Одеваюсь я просто, и макияж тоже делаю не вычурный. Марк следит за мной взглядом, но не трогает. Вечер проходит спокойно, но я хочу домой, как можно быстрее. Было бы здорово остаться одной, но Словецкий итак днём улетает, поэтому гнать его сейчас было бы некрасиво. Мы с Марком проводим ночь у него, а с утра я провожаю его.
— Пообещай, что будешь скучать, — улыбаюсь, стоя на цыпочках и целуя коротко в губы.
— Я уже, малышка.
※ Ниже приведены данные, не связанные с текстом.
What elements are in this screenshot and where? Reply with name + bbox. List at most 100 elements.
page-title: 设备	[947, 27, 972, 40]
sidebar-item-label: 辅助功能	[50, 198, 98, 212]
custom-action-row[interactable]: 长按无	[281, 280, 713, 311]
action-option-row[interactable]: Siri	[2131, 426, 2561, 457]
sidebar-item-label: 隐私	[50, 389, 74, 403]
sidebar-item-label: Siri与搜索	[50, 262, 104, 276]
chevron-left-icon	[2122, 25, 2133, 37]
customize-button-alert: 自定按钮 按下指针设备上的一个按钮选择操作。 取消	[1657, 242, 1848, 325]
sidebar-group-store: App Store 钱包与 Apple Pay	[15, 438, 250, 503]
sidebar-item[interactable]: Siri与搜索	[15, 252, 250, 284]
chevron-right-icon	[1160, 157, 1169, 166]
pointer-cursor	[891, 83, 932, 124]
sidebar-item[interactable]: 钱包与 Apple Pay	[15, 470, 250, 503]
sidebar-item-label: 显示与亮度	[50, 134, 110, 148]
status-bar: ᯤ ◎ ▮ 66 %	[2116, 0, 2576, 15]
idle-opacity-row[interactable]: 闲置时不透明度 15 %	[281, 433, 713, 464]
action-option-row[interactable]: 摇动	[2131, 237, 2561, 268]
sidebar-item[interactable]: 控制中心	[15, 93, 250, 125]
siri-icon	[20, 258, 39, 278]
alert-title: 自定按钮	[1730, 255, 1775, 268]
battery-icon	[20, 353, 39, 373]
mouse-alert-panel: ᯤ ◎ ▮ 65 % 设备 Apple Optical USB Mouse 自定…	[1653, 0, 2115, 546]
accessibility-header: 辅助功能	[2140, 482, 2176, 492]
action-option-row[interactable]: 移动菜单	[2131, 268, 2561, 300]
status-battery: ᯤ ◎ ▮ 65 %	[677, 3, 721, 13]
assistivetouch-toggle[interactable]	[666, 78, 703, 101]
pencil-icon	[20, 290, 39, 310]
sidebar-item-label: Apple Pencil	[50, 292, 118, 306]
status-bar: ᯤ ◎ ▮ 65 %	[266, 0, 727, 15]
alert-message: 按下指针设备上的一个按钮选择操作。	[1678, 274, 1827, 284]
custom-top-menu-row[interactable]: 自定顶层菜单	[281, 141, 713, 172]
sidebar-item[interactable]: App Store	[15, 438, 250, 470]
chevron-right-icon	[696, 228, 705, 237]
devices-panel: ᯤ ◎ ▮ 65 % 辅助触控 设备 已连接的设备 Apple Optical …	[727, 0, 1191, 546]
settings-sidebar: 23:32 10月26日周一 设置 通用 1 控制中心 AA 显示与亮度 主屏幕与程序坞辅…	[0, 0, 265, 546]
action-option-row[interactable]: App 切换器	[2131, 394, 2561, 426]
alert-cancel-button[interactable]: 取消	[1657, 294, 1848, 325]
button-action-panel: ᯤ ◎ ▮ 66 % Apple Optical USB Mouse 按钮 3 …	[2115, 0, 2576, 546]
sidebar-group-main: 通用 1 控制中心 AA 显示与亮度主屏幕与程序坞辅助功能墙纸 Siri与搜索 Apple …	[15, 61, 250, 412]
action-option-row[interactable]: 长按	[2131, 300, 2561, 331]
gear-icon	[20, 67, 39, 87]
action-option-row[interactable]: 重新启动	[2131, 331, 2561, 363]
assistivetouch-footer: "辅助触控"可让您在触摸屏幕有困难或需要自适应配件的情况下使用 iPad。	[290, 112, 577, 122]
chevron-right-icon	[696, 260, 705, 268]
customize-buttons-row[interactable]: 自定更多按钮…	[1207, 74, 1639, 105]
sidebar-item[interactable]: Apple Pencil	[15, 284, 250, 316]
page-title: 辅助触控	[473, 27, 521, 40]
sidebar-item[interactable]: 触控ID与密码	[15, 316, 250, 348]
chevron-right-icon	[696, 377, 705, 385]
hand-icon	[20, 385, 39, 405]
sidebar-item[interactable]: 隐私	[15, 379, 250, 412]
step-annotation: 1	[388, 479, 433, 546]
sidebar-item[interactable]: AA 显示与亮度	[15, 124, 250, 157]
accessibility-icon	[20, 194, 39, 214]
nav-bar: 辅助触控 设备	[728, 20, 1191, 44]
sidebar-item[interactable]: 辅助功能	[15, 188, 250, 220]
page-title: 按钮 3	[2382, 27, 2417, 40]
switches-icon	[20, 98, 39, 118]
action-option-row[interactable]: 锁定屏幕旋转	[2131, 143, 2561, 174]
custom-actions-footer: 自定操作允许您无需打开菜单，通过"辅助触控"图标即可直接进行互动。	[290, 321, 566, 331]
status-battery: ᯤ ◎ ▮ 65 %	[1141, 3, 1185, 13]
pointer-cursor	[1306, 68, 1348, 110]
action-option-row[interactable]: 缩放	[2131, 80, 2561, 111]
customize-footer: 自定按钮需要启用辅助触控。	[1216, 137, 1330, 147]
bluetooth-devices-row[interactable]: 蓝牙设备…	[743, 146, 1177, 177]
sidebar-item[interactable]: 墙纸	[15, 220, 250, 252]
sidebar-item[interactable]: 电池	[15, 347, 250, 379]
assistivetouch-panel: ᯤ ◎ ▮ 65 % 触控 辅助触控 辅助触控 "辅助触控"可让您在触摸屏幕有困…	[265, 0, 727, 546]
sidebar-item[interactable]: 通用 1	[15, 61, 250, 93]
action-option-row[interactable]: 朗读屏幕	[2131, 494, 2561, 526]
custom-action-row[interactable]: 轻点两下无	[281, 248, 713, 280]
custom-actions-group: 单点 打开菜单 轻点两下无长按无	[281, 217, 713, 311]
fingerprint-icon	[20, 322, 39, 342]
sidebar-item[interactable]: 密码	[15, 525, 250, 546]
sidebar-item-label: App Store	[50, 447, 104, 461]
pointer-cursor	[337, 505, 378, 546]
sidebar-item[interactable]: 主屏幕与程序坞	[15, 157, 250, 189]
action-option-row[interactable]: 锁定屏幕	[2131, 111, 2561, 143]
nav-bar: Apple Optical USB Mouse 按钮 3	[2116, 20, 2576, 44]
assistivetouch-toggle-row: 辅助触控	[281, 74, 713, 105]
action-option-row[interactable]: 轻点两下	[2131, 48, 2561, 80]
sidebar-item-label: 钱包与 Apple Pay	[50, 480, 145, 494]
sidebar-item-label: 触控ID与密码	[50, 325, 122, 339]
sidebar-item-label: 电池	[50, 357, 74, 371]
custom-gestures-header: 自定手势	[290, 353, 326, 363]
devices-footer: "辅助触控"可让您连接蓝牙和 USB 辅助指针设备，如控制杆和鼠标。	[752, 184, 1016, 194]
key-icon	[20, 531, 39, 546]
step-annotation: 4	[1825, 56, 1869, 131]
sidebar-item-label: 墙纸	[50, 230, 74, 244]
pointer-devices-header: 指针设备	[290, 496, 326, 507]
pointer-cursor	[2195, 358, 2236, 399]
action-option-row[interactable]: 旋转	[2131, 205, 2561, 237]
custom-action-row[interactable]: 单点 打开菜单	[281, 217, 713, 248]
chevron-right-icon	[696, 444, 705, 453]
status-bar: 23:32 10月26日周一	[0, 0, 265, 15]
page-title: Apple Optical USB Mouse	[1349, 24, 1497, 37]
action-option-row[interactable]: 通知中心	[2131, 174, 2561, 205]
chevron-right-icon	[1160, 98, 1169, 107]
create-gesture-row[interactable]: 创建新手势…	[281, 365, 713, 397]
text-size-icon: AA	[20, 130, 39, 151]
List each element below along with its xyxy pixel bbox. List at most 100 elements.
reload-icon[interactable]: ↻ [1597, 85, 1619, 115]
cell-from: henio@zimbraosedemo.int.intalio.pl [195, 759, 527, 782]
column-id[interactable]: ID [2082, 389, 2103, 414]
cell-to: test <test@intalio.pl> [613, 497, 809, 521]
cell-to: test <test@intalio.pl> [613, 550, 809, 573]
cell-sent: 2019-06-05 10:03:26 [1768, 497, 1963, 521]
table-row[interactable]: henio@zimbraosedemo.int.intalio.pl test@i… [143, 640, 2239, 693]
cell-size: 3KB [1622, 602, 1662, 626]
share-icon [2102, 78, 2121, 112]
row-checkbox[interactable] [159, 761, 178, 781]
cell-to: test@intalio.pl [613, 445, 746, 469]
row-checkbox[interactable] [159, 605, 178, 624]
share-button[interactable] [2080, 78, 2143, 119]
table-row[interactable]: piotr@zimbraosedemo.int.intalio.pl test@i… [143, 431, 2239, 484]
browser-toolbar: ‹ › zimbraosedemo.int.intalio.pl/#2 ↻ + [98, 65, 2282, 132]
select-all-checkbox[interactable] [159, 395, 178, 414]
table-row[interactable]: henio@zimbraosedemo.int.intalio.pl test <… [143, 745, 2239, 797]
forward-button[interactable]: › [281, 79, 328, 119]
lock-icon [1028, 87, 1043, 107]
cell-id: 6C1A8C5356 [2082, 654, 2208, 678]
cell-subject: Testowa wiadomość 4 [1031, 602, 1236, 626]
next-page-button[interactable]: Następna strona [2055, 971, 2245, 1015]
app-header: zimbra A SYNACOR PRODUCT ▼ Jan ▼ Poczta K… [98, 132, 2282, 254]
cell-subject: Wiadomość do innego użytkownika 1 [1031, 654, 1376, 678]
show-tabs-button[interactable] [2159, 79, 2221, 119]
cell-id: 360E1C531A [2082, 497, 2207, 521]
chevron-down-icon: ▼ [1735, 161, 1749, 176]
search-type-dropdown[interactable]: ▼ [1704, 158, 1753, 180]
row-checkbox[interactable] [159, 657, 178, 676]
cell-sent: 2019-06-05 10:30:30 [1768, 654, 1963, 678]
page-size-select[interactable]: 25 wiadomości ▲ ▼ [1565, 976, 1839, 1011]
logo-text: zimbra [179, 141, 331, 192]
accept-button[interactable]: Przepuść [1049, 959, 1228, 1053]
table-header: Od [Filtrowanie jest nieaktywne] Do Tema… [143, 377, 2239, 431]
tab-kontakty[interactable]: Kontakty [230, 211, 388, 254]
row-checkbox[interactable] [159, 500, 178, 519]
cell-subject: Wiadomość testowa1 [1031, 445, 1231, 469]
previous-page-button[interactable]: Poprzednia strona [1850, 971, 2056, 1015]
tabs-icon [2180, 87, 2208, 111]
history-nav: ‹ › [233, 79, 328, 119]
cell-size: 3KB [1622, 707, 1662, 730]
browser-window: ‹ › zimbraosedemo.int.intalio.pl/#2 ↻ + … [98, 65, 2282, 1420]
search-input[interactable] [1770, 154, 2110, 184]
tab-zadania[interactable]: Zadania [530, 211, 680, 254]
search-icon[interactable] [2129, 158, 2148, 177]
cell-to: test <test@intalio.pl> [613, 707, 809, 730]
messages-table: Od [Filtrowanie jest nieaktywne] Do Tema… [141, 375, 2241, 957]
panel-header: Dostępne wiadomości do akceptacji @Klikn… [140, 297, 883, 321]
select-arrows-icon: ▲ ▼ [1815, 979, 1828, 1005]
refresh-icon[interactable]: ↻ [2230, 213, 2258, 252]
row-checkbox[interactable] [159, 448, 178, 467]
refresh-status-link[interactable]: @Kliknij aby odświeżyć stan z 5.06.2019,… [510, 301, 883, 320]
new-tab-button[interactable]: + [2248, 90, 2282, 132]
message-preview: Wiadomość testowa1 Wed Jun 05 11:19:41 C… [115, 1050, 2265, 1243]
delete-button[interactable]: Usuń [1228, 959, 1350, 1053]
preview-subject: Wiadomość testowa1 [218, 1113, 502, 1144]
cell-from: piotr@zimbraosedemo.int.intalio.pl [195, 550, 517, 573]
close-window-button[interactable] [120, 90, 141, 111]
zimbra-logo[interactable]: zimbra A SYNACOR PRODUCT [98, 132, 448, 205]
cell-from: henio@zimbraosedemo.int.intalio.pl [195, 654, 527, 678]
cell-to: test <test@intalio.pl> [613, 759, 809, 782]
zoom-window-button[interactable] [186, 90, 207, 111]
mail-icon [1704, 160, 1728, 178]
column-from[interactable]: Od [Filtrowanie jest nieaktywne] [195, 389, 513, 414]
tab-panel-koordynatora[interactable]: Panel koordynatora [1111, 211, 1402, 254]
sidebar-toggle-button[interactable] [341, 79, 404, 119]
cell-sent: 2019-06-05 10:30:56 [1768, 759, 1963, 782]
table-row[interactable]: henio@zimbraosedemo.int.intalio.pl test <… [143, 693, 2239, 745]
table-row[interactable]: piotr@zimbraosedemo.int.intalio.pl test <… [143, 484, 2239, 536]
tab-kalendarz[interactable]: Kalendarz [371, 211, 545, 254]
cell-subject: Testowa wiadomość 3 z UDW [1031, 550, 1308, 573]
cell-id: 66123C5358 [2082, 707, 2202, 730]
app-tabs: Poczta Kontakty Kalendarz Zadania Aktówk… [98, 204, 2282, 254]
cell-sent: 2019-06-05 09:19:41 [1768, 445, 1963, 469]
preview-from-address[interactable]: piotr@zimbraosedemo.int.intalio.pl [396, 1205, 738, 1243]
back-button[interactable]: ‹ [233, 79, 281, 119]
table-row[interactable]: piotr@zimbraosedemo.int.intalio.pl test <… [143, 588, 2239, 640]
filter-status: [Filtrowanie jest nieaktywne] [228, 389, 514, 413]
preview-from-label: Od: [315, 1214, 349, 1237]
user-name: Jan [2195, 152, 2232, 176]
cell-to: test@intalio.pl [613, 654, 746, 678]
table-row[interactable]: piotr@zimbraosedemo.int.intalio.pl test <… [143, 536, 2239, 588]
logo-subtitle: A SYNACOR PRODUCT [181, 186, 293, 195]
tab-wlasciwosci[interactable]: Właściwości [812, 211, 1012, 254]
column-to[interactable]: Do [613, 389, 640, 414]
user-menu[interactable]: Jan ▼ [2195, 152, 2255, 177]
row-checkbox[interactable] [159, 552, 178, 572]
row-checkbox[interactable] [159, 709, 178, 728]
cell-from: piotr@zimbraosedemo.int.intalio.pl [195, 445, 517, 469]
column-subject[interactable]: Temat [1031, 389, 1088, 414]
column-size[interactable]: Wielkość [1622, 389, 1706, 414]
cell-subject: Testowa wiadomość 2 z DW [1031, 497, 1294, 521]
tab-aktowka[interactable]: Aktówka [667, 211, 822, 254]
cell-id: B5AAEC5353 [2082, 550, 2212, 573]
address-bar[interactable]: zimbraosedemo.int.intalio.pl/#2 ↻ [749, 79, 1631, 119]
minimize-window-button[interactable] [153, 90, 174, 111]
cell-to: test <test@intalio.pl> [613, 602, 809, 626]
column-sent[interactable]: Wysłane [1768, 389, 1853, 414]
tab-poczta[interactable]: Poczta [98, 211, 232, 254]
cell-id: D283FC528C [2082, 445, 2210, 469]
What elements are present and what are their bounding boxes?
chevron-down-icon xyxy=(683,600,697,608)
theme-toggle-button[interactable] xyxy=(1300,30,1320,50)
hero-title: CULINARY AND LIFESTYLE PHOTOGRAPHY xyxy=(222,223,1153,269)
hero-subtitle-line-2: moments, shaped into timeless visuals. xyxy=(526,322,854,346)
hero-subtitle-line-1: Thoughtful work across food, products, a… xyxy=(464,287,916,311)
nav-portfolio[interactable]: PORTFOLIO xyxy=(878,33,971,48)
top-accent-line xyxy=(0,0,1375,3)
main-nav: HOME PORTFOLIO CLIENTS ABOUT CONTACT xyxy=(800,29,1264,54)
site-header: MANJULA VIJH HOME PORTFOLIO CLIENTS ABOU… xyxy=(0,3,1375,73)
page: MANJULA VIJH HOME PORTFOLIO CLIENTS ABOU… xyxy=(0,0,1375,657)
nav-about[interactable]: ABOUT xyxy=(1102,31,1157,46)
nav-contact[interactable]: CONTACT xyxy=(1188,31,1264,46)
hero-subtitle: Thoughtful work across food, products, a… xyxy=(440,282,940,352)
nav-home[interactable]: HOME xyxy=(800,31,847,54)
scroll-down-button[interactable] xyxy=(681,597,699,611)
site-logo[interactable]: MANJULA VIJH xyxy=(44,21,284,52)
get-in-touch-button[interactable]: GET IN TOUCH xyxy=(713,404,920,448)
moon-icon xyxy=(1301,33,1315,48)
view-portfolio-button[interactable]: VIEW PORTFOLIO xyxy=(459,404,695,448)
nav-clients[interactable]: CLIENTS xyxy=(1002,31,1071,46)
Раньше любил командировки — смена обстановки и окружения. Сейчас же терпеть их не могу.
— Время пролетит быстро, ты же знаешь.
— Знаю, — крепко целует, а потом я провожаю его взглядом.
9
Неделя летит с бешеной скоростью. Учёба сменяется работой, детским домом, а затем снова учёбой и тренировками. Домой заезжаю только поспать. На самом деле, я даже благодарна Марку, что он оставил водителя, потому что между пунктами я хотя бы отдыхаю, развалившись на заднем сидении.
— Чем занимаешься? — спрашивает Словецкий, когда мы созваниваемся.
— Марк, ты же знаешь.
— Нет, я же сказал, что не буду отчёт требовать.
— Вот появилось время свободное, еду к Людмиле Павловне, — не особо верю, что Марк не в курсе. — Чай попьем, посекретничаем. Посмотрю, вдруг ей помощь нужна.
— Ты моя добрая душа, всем бы помогла. Отдыхать не пробовала сама? Дан, я, правда, беспокоюсь.
— Родной, мне двадцать лет. Это нормальный ритм.
— Сейчас — да. Лишь бы со временем не выгорела.
— О нет, рядом со мной такой пожар, — отшучиваюсь. — Не даст потухнуть.
— Ладно, — смеётся Словецкий. — Не заводи. Мне ещё работать, а одного сладкого голоска уже достаточно.
— Обнимаю и целую.
— И я тебя.
Водитель останавливается у нужного дома, и я забираю пакет со всякими вкусностями и дорогим чаем, который, я знала, любила Людмила Павловна.